Anyone who has ever gone to sea in a sailboat knows what it’s like to be “becalmed.” The wind that propels the boat forward and gives it purpose suddenly drops away leaving it and all aboard floating around like a fishing bobber that’s somehow broken its tether, completely at the mercy of current and tide. “A painted ship on a painted sea…”
And so on day 28 of “The Adventures of Mutt and Jeff,” we continue our daily vigil, sitting in our van/blind watching the two young protagonists pretty much do what they did yesterday and the day before and the day before that, as if caught in some kind of time warp. The windshield has become a TV screen with the channel locked on a test pattern as the world of the chicks explodes with all the drama and excitement of drying paint. In fact, it is all we can do to suppress our involuntary squeals of excitement as the chicks traverse the windshield from one splattered bug to another. Gripping Drama! And it takes more than a little bird expertise to discern where today’s episode ends and tomorrow’s rerun begins. Could it be the fates have secretly placed us unwittingly in syndication?
The set of our little “Truman Show” is a very large corn field already nuked by combine and disc. At bird height, this harvested field is vast and no doubt stretches from horizon to horizon, bordered to the north by cranberry bogs and wetlands. Most of the waste corn has already been consumed by the large numbers of sandhill cranes, ducks and geese that moved on two or three weeks ago. And of the four adult crane pairs that earlier frequented this field, only 24 & 42-09 still show up though not every day and not for the last four days. The temperatures have been much warmer than normal and higher than average rainfall has protected the neighboring corn fields from harvest.
Meanwhile, Mutt and Jeff wonder about, exploring their new world with the innocence and wonder of infant aliens. Foraging occupies most of their waking hours and their beaks lead them on their daily journeys across and around the field. Fortunately for us, their tawny brown plumage of adolescence is giving way to inevitable adult white, making them as easily visible as chalk on a black board against the dark, disc’ed soil. Their every move is easily observed even hundreds of yards away.
Mutt, #29-16, is older than Jeff, #39-16 and therefore much whiter and the first to catch the eye. In fact, of the nine Patuxent parent reared chicks, Mutt is the oldest and Jeff is the youngest. Big brother and little brother. Little sister, #34-16, was predated two weeks ago, having met the same sad fate as 32 & 37-16 released in Outagamie and Juneau Counties respectively. And in this case, Big Brother really does seem to know best. Mutt leads and Jeff follows. Mutt is far more alert and wary than Jeff. More independent and… macho.
Visiting Sandhill’s quickly learn just how sharp his beak can be and quickly learn to move aside at his advance as hundreds of Canada geese look on with indifference. It is Mutt that stands transfixed with a Charles Manson-like gaze at select intrusions while goose hunters and their guns’ loud reports are not even worthy of his glance. Nor are low flying military jet aircraft.
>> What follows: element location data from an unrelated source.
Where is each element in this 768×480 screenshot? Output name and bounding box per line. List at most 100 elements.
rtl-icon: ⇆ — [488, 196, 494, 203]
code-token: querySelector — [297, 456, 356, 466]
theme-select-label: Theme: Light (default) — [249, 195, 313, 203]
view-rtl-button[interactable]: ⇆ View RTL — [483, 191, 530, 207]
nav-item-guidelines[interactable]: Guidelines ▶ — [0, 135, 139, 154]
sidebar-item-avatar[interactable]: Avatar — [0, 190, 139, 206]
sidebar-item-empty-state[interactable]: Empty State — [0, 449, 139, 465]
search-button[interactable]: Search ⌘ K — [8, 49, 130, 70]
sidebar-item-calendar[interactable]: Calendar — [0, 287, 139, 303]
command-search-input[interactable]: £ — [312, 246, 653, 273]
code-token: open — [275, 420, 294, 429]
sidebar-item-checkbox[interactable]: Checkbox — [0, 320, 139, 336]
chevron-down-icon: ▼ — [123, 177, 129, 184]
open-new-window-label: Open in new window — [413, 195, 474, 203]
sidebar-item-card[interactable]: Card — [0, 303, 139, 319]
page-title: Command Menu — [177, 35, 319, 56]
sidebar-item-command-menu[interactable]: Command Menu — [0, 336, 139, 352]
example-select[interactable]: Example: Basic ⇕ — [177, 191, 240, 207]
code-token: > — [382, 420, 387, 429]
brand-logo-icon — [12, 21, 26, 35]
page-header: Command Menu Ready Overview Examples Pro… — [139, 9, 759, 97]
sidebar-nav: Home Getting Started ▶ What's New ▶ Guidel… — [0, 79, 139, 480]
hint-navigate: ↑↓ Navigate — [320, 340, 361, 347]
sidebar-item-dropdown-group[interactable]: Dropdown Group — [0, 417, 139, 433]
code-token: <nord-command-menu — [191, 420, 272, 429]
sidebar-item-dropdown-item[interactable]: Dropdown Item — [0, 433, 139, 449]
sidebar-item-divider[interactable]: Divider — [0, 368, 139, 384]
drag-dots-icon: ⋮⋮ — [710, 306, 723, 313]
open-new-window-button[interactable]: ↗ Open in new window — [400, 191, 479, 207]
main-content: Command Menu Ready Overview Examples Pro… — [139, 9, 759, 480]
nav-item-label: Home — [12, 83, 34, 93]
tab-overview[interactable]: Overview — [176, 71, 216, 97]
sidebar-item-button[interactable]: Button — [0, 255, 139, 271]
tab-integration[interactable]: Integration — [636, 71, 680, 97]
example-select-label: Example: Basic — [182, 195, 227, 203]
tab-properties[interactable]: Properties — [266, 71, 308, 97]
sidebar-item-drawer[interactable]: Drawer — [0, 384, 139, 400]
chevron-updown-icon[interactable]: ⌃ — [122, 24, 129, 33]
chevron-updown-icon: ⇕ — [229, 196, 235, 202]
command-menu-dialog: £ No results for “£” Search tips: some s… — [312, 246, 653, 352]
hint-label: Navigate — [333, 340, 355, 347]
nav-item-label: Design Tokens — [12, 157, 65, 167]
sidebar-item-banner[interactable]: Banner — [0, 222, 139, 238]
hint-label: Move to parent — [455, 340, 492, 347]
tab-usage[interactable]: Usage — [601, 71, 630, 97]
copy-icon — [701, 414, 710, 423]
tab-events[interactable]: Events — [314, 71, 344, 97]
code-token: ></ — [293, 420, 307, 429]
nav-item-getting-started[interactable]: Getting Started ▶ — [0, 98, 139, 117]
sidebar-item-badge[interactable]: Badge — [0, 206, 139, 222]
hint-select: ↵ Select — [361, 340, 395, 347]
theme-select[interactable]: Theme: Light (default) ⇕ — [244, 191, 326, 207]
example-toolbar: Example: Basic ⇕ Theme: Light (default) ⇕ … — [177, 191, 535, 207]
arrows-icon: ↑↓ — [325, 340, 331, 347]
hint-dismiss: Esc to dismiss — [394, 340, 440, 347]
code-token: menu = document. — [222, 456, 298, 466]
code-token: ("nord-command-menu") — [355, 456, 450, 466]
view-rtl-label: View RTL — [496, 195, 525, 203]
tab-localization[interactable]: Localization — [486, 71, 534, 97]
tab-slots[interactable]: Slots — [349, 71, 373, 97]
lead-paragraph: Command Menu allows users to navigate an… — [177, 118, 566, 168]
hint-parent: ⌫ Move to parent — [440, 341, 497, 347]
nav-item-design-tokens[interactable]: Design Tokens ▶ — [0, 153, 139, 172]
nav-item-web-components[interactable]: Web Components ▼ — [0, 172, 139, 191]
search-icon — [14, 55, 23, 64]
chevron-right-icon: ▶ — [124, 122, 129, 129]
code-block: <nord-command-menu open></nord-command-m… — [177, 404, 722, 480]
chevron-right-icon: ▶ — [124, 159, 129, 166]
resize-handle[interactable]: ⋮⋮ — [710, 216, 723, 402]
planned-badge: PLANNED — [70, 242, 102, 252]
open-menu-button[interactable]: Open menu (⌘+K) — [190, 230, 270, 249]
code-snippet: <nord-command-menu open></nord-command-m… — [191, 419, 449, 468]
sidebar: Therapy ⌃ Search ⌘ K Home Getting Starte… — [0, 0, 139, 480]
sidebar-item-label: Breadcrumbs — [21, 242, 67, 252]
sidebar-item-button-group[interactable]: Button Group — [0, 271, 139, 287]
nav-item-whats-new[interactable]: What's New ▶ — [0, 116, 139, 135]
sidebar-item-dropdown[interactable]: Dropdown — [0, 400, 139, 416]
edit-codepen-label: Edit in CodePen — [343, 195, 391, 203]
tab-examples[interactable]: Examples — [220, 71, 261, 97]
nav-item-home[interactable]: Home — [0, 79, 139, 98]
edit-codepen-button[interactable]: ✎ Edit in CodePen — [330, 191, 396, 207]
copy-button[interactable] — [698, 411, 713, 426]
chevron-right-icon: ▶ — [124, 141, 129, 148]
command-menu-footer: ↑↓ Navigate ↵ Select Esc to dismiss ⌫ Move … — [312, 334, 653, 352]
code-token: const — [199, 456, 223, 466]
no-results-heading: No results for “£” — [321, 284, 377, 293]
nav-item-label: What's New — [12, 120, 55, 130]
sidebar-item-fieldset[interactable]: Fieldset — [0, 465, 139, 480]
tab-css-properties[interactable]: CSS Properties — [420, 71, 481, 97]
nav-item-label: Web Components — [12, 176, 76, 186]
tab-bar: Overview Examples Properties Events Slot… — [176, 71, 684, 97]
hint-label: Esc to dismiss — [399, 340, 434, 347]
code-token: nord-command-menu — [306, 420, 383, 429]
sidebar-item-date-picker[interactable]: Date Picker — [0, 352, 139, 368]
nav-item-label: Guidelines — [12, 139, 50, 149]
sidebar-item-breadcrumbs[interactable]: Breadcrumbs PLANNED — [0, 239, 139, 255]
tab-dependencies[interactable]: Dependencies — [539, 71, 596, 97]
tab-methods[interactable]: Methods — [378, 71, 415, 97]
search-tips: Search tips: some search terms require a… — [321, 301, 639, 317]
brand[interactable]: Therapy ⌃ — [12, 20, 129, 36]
And the threats that suddenly flush clouds of nearby geese and Sandhill’s into the morning sky do not phase either of them. They simply adhere to the mantra that innocence is bliss.
Unfortunately, the situation holds no bliss for us… especially when we arrive every morning well before daylight to find our little pair roosting in this ag. field, completely exposed and doing their best imitation of coyote bait. They must have slept through that most important of all classes, “Water Roosting Made Easy for Dummies.” And with ideal wetland roosting opportunities only a hundred and fifty yards away, it makes us more than a little crazy that they don’t use it. In fact, each morning when we arrive, we are absolutely amazed that they have made it through yet another night. The local coyotes must be unionized and out on strike. Or perhaps God really does protect drunks and little children… and young whoopers. One can hope.
But the situation is not without hope. Both Mutt and Jeff are becoming better and better fliers. When first released, their attempts at flight were comical. They would periodically leap skyward as if by accident, their wings clawing the air for the first time as they did their finest imitation of a pair of spastic spiders that had accidentally fallen into a swimming pool. But in the days that followed, little by little they improved as their short flights in ground effect built their confidence and ability. “So this is what these wings are for”! you could almost hear them exclaim. Slowly but surely they have added to their “Frequent Flier Miles.” In fact, yesterday morning, they flew more than two miles and back. It wasn’t exactly an Atlantic crossing, but it was progress.
As far as “Adoption” by adult whoopers goes, I’ll save this subject for my next update. Suffice it to say no luck yet. But we take solace in the fact that of the 11 chicks released, of which 8 are still alive, only one chick has possibly been “adopted” by adult whoopers so far. But we haven’t given up hope.
And so our fingers, toes and all other available appendages remain crossed as we continue to squeeze every bit of luck out of the universe with the hope that Mutt and Jeff will eventually “get it” and take their place as worthy and competent citizens of the natural world. Just how this will happen is very much up in the air, but whatever happens, we will be here to report and document it. Stay tuned.
Now, will somebody please turn on the fan!